Sanssouci: Vorschlag
■ Interacitve Groove: Courtney Pine im Quasimodo
Das Rohgerüst zu seiner neuen CD „Modern Day Jazz Stories“ hat er an seinem Macintosh Computer gebaut. „Und wenn man dann genau hinhört, wie die Band das Ganze später eingespielt hat, scheint es mir, als schreie die Software ,Blasphemie!‘“, schreibt Pine in den liner notes. Kurz gesagt: Herausgekommen dabei ist das neben Ornette Coleman, Steve Coleman und Gary Thomas bemerkenswerteste Experiment in Sachen Jazz und HipHop in diesem Jahr.

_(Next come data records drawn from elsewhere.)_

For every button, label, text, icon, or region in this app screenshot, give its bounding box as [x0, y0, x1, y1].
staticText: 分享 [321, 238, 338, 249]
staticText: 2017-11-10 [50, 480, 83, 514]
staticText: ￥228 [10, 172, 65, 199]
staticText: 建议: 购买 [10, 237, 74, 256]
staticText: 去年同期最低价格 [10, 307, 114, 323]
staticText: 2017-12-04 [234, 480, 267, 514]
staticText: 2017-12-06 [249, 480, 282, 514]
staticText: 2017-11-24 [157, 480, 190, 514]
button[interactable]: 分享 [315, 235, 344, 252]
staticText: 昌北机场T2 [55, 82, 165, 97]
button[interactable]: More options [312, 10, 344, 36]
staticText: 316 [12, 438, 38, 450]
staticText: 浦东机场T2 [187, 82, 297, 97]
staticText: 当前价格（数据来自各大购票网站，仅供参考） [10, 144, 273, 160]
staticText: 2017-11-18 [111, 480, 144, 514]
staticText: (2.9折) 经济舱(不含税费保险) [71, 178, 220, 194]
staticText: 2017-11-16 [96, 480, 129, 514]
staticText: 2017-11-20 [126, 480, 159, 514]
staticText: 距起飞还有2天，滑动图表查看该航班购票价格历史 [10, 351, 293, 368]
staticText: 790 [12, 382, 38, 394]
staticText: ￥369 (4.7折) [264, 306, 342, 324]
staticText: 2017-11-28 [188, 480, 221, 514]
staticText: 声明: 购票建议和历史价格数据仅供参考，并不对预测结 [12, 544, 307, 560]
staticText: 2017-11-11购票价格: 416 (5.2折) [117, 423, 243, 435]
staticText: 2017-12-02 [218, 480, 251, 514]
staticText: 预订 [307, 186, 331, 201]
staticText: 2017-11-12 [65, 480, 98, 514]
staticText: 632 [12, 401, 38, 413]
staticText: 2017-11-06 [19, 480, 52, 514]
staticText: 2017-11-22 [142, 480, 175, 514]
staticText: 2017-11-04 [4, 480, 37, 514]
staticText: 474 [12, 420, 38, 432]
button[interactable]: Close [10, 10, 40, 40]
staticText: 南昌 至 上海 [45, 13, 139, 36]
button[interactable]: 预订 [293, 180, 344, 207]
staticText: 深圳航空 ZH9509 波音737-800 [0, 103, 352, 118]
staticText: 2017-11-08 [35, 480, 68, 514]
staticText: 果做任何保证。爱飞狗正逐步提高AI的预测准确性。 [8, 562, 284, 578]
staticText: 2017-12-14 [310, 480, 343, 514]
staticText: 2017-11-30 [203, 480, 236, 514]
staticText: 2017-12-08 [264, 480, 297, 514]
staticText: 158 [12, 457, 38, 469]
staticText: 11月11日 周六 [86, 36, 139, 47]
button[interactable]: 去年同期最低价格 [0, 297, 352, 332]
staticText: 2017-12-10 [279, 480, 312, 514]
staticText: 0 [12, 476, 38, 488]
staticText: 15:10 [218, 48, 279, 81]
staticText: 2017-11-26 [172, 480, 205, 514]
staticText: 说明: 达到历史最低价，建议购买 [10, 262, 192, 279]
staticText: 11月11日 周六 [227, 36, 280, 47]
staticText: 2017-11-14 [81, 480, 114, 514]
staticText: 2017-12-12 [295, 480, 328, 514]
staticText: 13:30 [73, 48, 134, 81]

Bemerkenswert deshalb, weil Pine nicht einfach nur sich selbst covert wie Guru; weil Pine weiß, warum Herbie Hancocks „Dis Is Da Drum“ floppen mußte; weil Pine sich traute, gänzlich auf das zu verzichten, womit andere die Tür zu einem größeren Publikum öffnen wollen – auf die Vorzeige-Rapper. Gerade die haben sich bislang noch meist als Typen erwiesen, von denen Jazzer offenbar wenig wissen. Nach Pines Fazit würden sich fast alle Jazzmusiker in HipHop-Zusammenhängen zu Sidemen auf ihren eigenen Platten degradieren. Die Interaktion fehle. HipHopper kümmerten sich nach wie vor nicht um Jazz und umgekehrt, und ebendeshalb stoppt das Saxophon, wenn der Rap beginnt. US3 und Guru haben kaum bewirkt, daß sich deren Publikum mehr für die Musik von Miles Davis oder Thelonius Monk interessiert, meint Pine, der gerade erst mit Guru auf Tour war und auch bei dessen aktueller CD „The New Reality“ mitmischte.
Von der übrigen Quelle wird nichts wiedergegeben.